(Trinidad Guardian) The Omicron variant of concern has now been detected in circulation among the population.
The case in question was one of two people announced yesterday to as the newest discoveries of the variant on our shores.
According to the Ministry of Health, the person had no recent travel history or recent contact with a COVID-19 positive person. The person was detected by the St Augustine Medical Laboratory (STAML) on Saturday night.
“We now believe we have the first suspected cases of community spread which was confirmed early this morning,” STAML director Dr Shari Ramsaran told Guardian Media.
“This person was tested positive yesterday (Saturday). The genetic sequencing was performed by STAML and confirmed last night and the sample was sent off to the public health lab last night and the sample was reconfirmed this morning by UWI.”
STAML founder Dr Bal Ramsaran said the lab conducts sequencing using a PCR method which is confirmed by the team at the University of the West Indies.
“We’ve identified all the other variants. We’re doing this (a) long time now and we have cross-checked our results internationally and they are always to 100 per cent,” he said.
The STAML director was unwilling to divulge any further information on the case due to patient confidentiality. Guardian Media, however, understands the patient is a mildly symptomatic male.
Health officials have always maintained that it was inevitable that the variant would arrive on T&T’s shores and begin circulating among the population.
Dr Joanne Paul previously forecast that with its higher transmissibility, it will likely take hold and become the dominant strain in circulation.

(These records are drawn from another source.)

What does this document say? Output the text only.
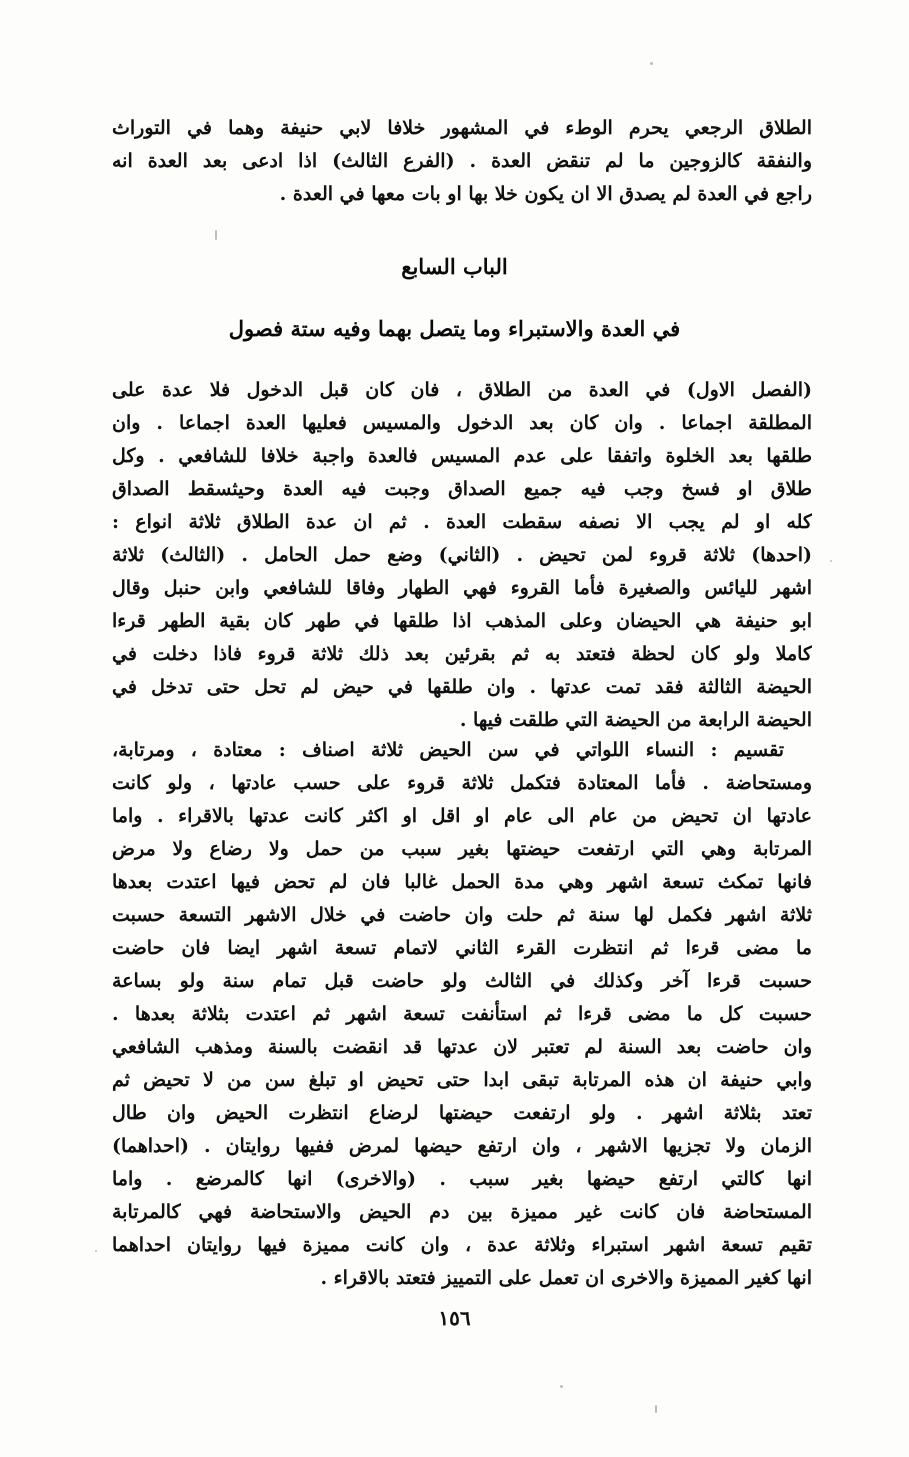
الطلاق الرجعي يحرم الوطء في المشهور خلافا لابي حنيفة وهما في التوراث
والنفقة كالزوجين ما لم تنقض العدة . (الفرع الثالث) اذا ادعى بعد العدة انه
راجع في العدة لم يصدق الا ان يكون خلا بها او بات معها في العدة .
الباب السابع
في العدة والاستبراء وما يتصل بهما وفيه ستة فصول
(الفصل الاول) في العدة من الطلاق ، فان كان قبل الدخول فلا عدة على
المطلقة اجماعا . وان كان بعد الدخول والمسيس فعليها العدة اجماعا . وان
طلقها بعد الخلوة واتفقا على عدم المسيس فالعدة واجبة خلافا للشافعي . وكل
طلاق او فسخ وجب فيه جميع الصداق وجبت فيه العدة وحيثسقط الصداق
كله او لم يجب الا نصفه سقطت العدة . ثم ان عدة الطلاق ثلاثة انواع :
(احدها) ثلاثة قروء لمن تحيض . (الثاني) وضع حمل الحامل . (الثالث) ثلاثة
اشهر لليائس والصغيرة فأما القروء فهي الطهار وفاقا للشافعي وابن حنبل وقال
ابو حنيفة هي الحيضان وعلى المذهب اذا طلقها في طهر كان بقية الطهر قرءا
كاملا ولو كان لحظة فتعتد به ثم بقرئين بعد ذلك ثلاثة قروء فاذا دخلت في
الحيضة الثالثة فقد تمت عدتها . وان طلقها في حيض لم تحل حتى تدخل في
الحيضة الرابعة من الحيضة التي طلقت فيها .
تقسيم : النساء اللواتي في سن الحيض ثلاثة اصناف : معتادة ، ومرتابة،
ومستحاضة . فأما المعتادة فتكمل ثلاثة قروء على حسب عادتها ، ولو كانت
عادتها ان تحيض من عام الى عام او اقل او اكثر كانت عدتها بالاقراء . واما
المرتابة وهي التي ارتفعت حيضتها بغير سبب من حمل ولا رضاع ولا مرض
فانها تمكث تسعة اشهر وهي مدة الحمل غالبا فان لم تحض فيها اعتدت بعدها
ثلاثة اشهر فكمل لها سنة ثم حلت وان حاضت في خلال الاشهر التسعة حسبت
ما مضى قرءا ثم انتظرت القرء الثاني لاتمام تسعة اشهر ايضا فان حاضت
حسبت قرءا آخر وكذلك في الثالث ولو حاضت قبل تمام سنة ولو بساعة
حسبت كل ما مضى قرءا ثم استأنفت تسعة اشهر ثم اعتدت بثلاثة بعدها .
وان حاضت بعد السنة لم تعتبر لان عدتها قد انقضت بالسنة ومذهب الشافعي
وابي حنيفة ان هذه المرتابة تبقى ابدا حتى تحيض او تبلغ سن من لا تحيض ثم
تعتد بثلاثة اشهر . ولو ارتفعت حيضتها لرضاع انتظرت الحيض وان طال
الزمان ولا تجزيها الاشهر ، وان ارتفع حيضها لمرض ففيها روايتان . (احداهما)
انها كالتي ارتفع حيضها بغير سبب . (والاخرى) انها كالمرضع . واما
المستحاضة فان كانت غير مميزة بين دم الحيض والاستحاضة فهي كالمرتابة
تقيم تسعة اشهر استبراء وثلاثة عدة ، وان كانت مميزة فيها روايتان احداهما
انها كغير المميزة والاخرى ان تعمل على التمييز فتعتد بالاقراء .
١٥٦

The community case brings the number of Omicron cases to be detected locally up to five.
The fourth person (the other case announced yesterday), recently returned to Trinidad from the United States via Puerto Rico.
“As a result of their positive COVID-19 results both patients were isolated. The patients will remain in isolation until they meet the enhanced discharge criteria for persons with COVID-19 Variants of Concern. Additionally, contacts of the positive Omicron COVID-19 cases have been quarantined,” the Ministry of Health said in a news release.
“According to the World Health Organization (WHO), to date, 89 countries have confirmed cases of the Omicron Variant of Concern. Research has suggested that this variant is more easily spread from person to person as compared to previous variants but further information is needed on its impact on persons who contract this variant.”
The first person to be infected with the Omicron variant was detected on Monday, December 13.
The person was a vaccinated woman who returned to T&T from New York via Panama.
According to the Minister of Health, Terrence Deyalsingh, the person boarded the flight to New York with a positive PCR test and left Panama for T&T with a negative antigen test.
An investigation has since been launched and the woman is expected to be charged for breaching the travel pass.
On Saturday, the Minister of Health announced two additional imported cases of Omicron had been imported. This second case was from a flight diverted to Puerto Rico before coming to T&T where 16 passengers subsequently tested positive for COVID-19.
The third case was from a flight that arrived on December 8 from Miami. The person later became symptomatic on December 10 and presented for testing.